Te Koko Cloudy Bay 2011
offers aromas of lemon citrus, bees wax and passionfruit flower. Forget all you know about New Zealand’s Sauvignon Blanc, Cloudy Bay broke the winemaking rules to create a sophisticated style of New Zealand Sauvignon Blanc made through wild fermentation and aging in old French oak. The palate is generous with layers of green mango, white pepper and flint; it’s richly textured but shaped by fresh acidity. Subtle tropical fruit and taut minerality linger on the plush finish.
Te Koko Cloudy Bay 2011 is incredibly food friendly, complementing a range of cuisine. Enjoy it with savoury dishes highlighted by fresh herbs or aromatic spice.

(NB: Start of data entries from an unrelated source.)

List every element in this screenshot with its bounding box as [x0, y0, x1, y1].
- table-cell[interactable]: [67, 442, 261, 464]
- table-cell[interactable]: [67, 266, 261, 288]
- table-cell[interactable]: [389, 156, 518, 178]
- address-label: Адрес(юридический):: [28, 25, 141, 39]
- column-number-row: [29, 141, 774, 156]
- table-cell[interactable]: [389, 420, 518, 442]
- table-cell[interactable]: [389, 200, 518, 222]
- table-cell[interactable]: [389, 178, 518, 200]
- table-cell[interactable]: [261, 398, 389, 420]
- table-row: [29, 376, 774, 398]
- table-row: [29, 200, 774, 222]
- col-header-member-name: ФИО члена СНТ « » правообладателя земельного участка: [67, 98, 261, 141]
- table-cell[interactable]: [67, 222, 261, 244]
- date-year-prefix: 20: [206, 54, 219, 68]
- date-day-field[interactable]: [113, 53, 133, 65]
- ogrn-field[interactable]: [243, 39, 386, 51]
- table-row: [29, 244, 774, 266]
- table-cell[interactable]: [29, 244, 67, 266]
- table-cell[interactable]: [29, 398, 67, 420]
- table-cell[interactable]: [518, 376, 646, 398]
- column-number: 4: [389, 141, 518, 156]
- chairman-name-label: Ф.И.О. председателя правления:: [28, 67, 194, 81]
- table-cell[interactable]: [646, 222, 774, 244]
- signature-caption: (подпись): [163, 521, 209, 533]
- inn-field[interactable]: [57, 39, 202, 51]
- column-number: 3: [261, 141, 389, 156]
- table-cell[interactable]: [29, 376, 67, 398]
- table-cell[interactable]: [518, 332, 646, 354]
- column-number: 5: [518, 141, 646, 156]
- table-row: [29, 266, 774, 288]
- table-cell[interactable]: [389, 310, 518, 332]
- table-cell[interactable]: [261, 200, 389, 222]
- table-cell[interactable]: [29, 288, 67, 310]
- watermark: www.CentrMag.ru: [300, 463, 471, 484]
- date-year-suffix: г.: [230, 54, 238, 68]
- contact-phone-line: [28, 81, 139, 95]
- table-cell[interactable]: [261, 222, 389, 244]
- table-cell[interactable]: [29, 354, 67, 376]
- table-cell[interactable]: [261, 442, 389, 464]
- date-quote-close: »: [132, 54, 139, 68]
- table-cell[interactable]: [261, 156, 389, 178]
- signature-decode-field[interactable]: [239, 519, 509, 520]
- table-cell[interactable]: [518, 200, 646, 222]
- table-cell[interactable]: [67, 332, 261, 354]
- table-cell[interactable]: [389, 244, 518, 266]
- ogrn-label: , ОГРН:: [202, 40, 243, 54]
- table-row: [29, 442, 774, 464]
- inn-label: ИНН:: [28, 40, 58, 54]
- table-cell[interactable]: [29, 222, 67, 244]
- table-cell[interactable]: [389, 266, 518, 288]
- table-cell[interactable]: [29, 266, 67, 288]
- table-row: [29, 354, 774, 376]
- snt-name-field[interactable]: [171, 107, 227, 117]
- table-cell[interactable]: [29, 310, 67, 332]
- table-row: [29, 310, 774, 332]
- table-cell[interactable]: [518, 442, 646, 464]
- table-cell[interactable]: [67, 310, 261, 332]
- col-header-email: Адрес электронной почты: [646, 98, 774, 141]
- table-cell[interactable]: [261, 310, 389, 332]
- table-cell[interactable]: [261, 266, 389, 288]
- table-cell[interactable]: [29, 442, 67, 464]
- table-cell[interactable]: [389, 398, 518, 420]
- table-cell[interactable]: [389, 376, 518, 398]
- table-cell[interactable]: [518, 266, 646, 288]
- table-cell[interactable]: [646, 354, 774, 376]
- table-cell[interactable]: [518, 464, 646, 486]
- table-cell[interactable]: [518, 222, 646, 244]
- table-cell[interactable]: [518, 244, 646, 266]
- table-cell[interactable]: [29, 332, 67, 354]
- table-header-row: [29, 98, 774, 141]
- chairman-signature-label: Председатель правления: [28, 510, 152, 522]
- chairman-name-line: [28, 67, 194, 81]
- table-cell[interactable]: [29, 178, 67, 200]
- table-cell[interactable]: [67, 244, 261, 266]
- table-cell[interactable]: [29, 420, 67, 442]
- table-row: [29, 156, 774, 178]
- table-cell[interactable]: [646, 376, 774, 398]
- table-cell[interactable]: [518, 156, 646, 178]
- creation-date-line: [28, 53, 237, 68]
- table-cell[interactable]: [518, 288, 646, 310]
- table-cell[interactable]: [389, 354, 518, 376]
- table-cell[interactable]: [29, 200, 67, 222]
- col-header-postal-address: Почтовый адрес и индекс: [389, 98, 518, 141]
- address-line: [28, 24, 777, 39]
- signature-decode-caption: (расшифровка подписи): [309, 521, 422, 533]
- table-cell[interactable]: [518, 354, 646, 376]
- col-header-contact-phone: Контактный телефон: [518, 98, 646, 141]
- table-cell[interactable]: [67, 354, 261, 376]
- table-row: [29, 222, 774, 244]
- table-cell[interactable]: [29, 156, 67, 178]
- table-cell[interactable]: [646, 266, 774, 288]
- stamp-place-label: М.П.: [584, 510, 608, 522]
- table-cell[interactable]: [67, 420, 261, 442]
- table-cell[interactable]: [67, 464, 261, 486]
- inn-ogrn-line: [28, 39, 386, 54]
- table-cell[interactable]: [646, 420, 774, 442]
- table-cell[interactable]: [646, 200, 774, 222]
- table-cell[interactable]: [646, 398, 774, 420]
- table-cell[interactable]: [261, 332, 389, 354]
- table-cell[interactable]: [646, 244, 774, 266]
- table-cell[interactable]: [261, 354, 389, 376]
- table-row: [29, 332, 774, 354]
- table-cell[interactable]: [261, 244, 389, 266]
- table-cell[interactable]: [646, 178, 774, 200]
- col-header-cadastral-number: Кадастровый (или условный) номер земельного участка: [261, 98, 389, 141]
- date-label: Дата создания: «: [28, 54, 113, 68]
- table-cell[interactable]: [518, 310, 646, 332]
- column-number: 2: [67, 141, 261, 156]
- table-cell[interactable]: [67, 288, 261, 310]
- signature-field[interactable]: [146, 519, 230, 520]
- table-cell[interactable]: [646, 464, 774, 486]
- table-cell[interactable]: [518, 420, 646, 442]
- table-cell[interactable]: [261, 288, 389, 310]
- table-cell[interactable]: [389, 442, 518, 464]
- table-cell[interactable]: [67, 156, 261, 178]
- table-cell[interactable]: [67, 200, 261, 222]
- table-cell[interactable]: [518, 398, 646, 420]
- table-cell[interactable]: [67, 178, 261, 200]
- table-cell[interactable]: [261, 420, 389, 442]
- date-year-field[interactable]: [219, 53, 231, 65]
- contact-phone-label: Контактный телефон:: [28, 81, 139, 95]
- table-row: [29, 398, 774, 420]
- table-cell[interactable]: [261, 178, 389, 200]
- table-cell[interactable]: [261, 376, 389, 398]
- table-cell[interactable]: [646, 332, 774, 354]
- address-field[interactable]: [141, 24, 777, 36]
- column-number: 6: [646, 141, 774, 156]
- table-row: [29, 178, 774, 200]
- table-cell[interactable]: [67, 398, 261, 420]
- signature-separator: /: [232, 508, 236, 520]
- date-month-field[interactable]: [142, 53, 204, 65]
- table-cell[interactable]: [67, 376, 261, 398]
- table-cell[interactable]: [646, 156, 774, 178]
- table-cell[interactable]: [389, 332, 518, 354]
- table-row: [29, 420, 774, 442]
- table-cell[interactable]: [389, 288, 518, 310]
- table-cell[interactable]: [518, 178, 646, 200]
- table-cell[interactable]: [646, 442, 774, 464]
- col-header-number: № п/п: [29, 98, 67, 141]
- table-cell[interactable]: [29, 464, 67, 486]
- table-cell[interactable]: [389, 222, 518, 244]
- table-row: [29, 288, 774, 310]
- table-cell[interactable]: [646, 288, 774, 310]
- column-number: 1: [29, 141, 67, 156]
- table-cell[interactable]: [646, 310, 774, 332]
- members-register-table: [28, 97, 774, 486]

Batches of fruit from selected vineyards were picked according to flavour profile. The grapes were harvested in the cool of night to preserve fruit flavour and loaded immediately into our presses. After settling the juice for a period of two to three days, the juice was racked directly to French oak barrel (around 8% new) . The wild fermentation was typically slow, taking up to 8 months, and was followed by partial malolactic fermentation. The wine remained in barrel on yeast lees until December 2012, when it was racked and lightly fined for clarity. Te Koko Cloudy Bay 2011 is to be savoured.